Hey vous ! Eh non, nous ne sommes pas mortes huhu ^.^'' Et vous, vous êtes toujours là ? Comment allez-vous ? En tous cas, voici enfin la suite ! Ce chapitre devrait faire avancer le scénario, en espérant que cela vous plaise !


Ce n'était vraiment pas le jour de Theon. A bien y réfléchir, c'était rarement son jour, mais ce jour-là était particulièrement pénible. On était vendredi soir, et le jeune homme s'affairait dans les cuisines de la crêperie familiale, Pykrêpes. Il venait de confondre deux recettes et avait fait n'importe quoi avec les ingrédients, et le patron (accessoirement son oncle) était justement en train de lui brailler à la figure en le secouant comme un prunier. Son tonton Euron adoré.

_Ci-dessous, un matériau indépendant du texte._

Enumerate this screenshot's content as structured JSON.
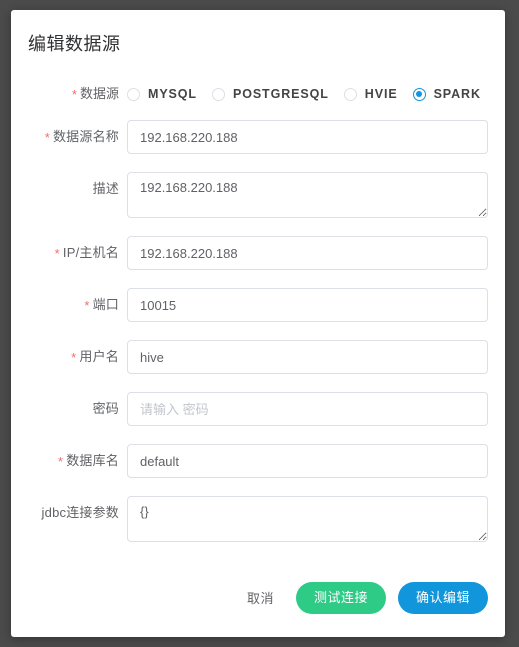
{
  "dialog": {
    "title": "编辑数据源"
  },
  "datasource_radio": {
    "label": "数据源",
    "required": true,
    "required_mark": "*",
    "selected": "SPARK",
    "options": [
      {
        "value": "MYSQL",
        "label": "MYSQL",
        "checked": false
      },
      {
        "value": "POSTGRESQL",
        "label": "POSTGRESQL",
        "checked": false
      },
      {
        "value": "HVIE",
        "label": "HVIE",
        "checked": false
      },
      {
        "value": "SPARK",
        "label": "SPARK",
        "checked": true
      }
    ]
  },
  "fields": [
    {
      "name": "datasource-name",
      "label": "数据源名称",
      "required": true,
      "required_mark": "*",
      "type": "input",
      "value": "192.168.220.188",
      "placeholder": ""
    },
    {
      "name": "description",
      "label": "描述",
      "required": false,
      "required_mark": "",
      "type": "textarea",
      "value": "192.168.220.188",
      "placeholder": ""
    },
    {
      "name": "ip-host",
      "label": "IP/主机名",
      "required": true,
      "required_mark": "*",
      "type": "input",
      "value": "192.168.220.188",
      "placeholder": ""
    },
    {
      "name": "port",
      "label": "端口",
      "required": true,
      "required_mark": "*",
      "type": "input",
      "value": "10015",
      "placeholder": ""
    },
    {
      "name": "username",
      "label": "用户名",
      "required": true,
      "required_mark": "*",
      "type": "input",
      "value": "hive",
      "placeholder": ""
    },
    {
      "name": "password",
      "label": "密码",
      "required": false,
      "required_mark": "",
      "type": "input",
      "value": "",
      "placeholder": "请输入 密码"
    },
    {
      "name": "database-name",
      "label": "数据库名",
      "required": true,
      "required_mark": "*",
      "type": "input",
      "value": "default",
      "placeholder": ""
    },
    {
      "name": "jdbc-params",
      "label": "jdbc连接参数",
      "required": false,
      "required_mark": "",
      "type": "textarea",
      "value": "{}",
      "placeholder": ""
    }
  ],
  "footer": {
    "cancel_label": "取消",
    "test_label": "测试连接",
    "confirm_label": "确认编辑"
  },
  "colors": {
    "accent_blue": "#1296db",
    "success_green": "#2ecb87",
    "required_red": "#f56c6c",
    "backdrop": "#4b4b4b"
  }
}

Dire qu'il était obligé de travailler avec lui tous les soirs afin de pouvoir lui soutirer tout juste assez d'argent pour payer des études qu'il allait de toute façon louper. Là comme ça, il était presque incapable de se souvenir dans quel domaine il étudiait. Au lieu d'aller en cours, il avait passé ce vendredi à récupérer la soirée de la veille, qui lui avait valu une gueule de bois magistrale. En plus, il s'était réveillé avec des textos furieux d'Osha, qui lui reprochait d'avoir soudainement disparu, de l'avoir plantée à la soirée alors qu'il avait promis de la raccompagner ; en vérité, Theon s'était avachi dans un coin des toilettes, beaucoup trop bourré. Et encore, il relativisait : la soirée de la veille n'avait pas été un total fiasco comme il avait pu en subir par le passé. Au moins, Ramsay n'avait pas répondu présent cette fois-ci, et Theon avait eu une paix royale. En temps normal, le foutu Bolton s'arrangeait pour se rendre aux mêmes soirées étudiantes que Theon et prenait un malin plaisir à lui pourrir la vie en lui renversant ses verres de tequila qu'il avait payés une fortune, lui mettant des claques derrière la tête et lui jetant ses mégots à la figure. Mais ce qu'il faisait encore le mieux était de l'humilier verbalement devant sa bande, ces derniers n'osant riposter, de peur de se prendre une lame acérée quelque part. Il l'humiliait devant Sansa, qu'il traînait toujours partout avec lui comme un trophée, et c'était ce qui faisait le plus mal à Theon. Il semait le chaos et la misère partout où il allait, et personne n'avait le courage de lui tenir tête, et surtout pas Theon. Ramsay se savait intouchable.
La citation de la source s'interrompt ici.